AN ENGLISHMAN IN NEW YORKJohn Hurt first played Quentin Crisp over thirty years ago, in 1975 in Jack Gold’s legendary television production of THE NAKED CIVIL SERVANT (see page 233). The film also proved to be an international success in cinemas. In the first part of his memoirs, Britain’s most famous homosexual depicted his life in anonymity. AN ENGLISHMAN IN NEW YORK now tells the story of his years of fame.
In 1981 Quentin Crisp accepts a theatrical engagement in New York. His agent, Connie Clausen sees to it that, on account of his ‘particular achievements’, he is awarded an indefinite residence permit as a ‘resident alien’. She also manages to organise regular bookings of his one-man-show, ‘How to be Happy’. Before long, the word is out and Quentin Crisp’s appearances are popular with more than a select few. One day, Connie introduces Crisp to Phillip Steele, the publisher of “The Village Voice” magazine. The two men soon become friends and Crisp – a genuine party animal who adores premieres – finds plenty of opportunity to parade his flamboyant style and sharp-tongued wit.
However, his careless comment during one interview, that Aids is merely ‘a fad’ earns him more than a few enemies in New York’s gay community and eventually causes a rift between himself and Phillip Steele.
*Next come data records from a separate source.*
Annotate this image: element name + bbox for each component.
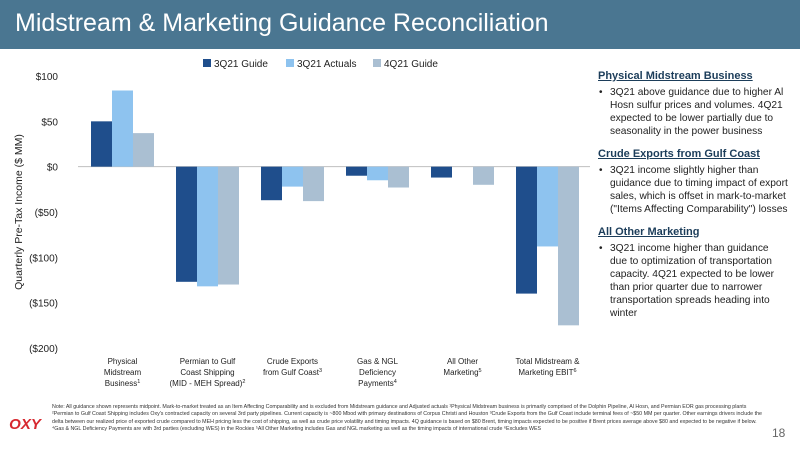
legend-swatch	[203, 59, 211, 67]
y-tick-label: $0	[47, 163, 59, 174]
x-tick-label: Crude Exports from Gulf Coast3	[263, 357, 322, 377]
x-tick-label: Physical Midstream Business1	[104, 357, 142, 388]
y-tick-label: ($50)	[35, 208, 58, 219]
oxy-logo: OXY	[9, 416, 42, 433]
bar	[431, 166, 452, 178]
bar	[473, 166, 494, 185]
bar	[261, 166, 282, 201]
bar	[303, 166, 324, 202]
y-tick-label: $50	[41, 117, 58, 128]
bar	[388, 166, 409, 188]
y-tick-label: $100	[36, 72, 59, 83]
legend-label: 3Q21 Actuals	[297, 59, 356, 70]
bar	[558, 166, 579, 326]
bullet-text: 3Q21 income higher than guidance due to …	[610, 243, 775, 319]
bullet-text: 3Q21 above guidance due to higher Al Hos…	[610, 87, 784, 137]
x-tick-label: Permian to Gulf Coast Shipping (MID - MEH …	[170, 357, 246, 388]
bullet-item: • 3Q21 income higher than guidance due t…	[598, 242, 788, 320]
commentary-panel: Physical Midstream Business • 3Q21 above…	[598, 70, 788, 330]
legend-label: 4Q21 Guide	[384, 59, 438, 70]
section-heading: Crude Exports from Gulf Coast	[598, 148, 760, 160]
bar	[367, 166, 388, 181]
legend-label: 3Q21 Guide	[214, 59, 268, 70]
commentary-section-crude-exports: Crude Exports from Gulf Coast • 3Q21 inc…	[598, 148, 788, 216]
commentary-section-physical-midstream: Physical Midstream Business • 3Q21 above…	[598, 70, 788, 138]
bar	[516, 166, 537, 294]
y-tick-label: ($200)	[29, 344, 58, 355]
x-tick-label: Gas & NGL Deficiency Payments4	[357, 357, 398, 388]
bar	[282, 166, 303, 187]
bar	[197, 166, 218, 287]
bar	[218, 166, 239, 285]
title-bar: Midstream & Marketing Guidance Reconcili…	[0, 0, 800, 49]
page-title: Midstream & Marketing Guidance Reconcili…	[15, 9, 549, 37]
y-tick-label: ($100)	[29, 253, 58, 264]
x-tick-label: Total Midstream & Marketing EBIT6	[515, 357, 580, 377]
bar	[346, 166, 367, 176]
footnote-text: Note: All guidance shown represents midp…	[52, 404, 762, 432]
y-axis-label: Quarterly Pre-Tax Income ($ MM)	[13, 134, 25, 290]
bar	[133, 133, 154, 167]
footer: OXY Note: All guidance shown represents …	[0, 398, 800, 450]
bar	[112, 90, 133, 167]
bar	[176, 166, 197, 282]
guidance-bar-chart: $100 $50 $0 ($50) ($100) ($150) ($200) Quarterl…	[13, 59, 590, 388]
legend-swatch	[373, 59, 381, 67]
commentary-section-all-other-marketing: All Other Marketing • 3Q21 income higher…	[598, 226, 788, 320]
bullet-glyph: •	[599, 243, 603, 254]
bullet-text: 3Q21 income slightly higher than guidanc…	[610, 165, 788, 215]
bullet-item: • 3Q21 above guidance due to higher Al H…	[598, 86, 788, 138]
section-heading: All Other Marketing	[598, 226, 700, 238]
bar	[91, 121, 112, 167]
bullet-glyph: •	[599, 87, 603, 98]
bar	[537, 166, 558, 247]
x-tick-label: All Other Marketing5	[443, 357, 481, 377]
bullet-glyph: •	[599, 165, 603, 176]
page-number: 18	[772, 426, 786, 440]
legend-swatch	[286, 59, 294, 67]
logo-text: OXY	[9, 416, 42, 433]
section-heading: Physical Midstream Business	[598, 70, 753, 82]
bullet-item: • 3Q21 income slightly higher than guida…	[598, 164, 788, 216]
y-tick-label: ($150)	[29, 299, 58, 310]
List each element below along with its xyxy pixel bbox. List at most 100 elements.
He subsequently strikes up a close relationship with a young artist named Patrick Angus. When Angus contracts Aids and later dies, Crisp succeeds in persuading Steele to print Angus’ paintings in “The Village Voice”. The two men grow close once more. Their new relationship proves to be more enduring than the first; it is still going strong when performance artist Penny Arcade introduces Quentin Crisp to a hip, young audience who revere his iconic style – even at the grand old age of ninety.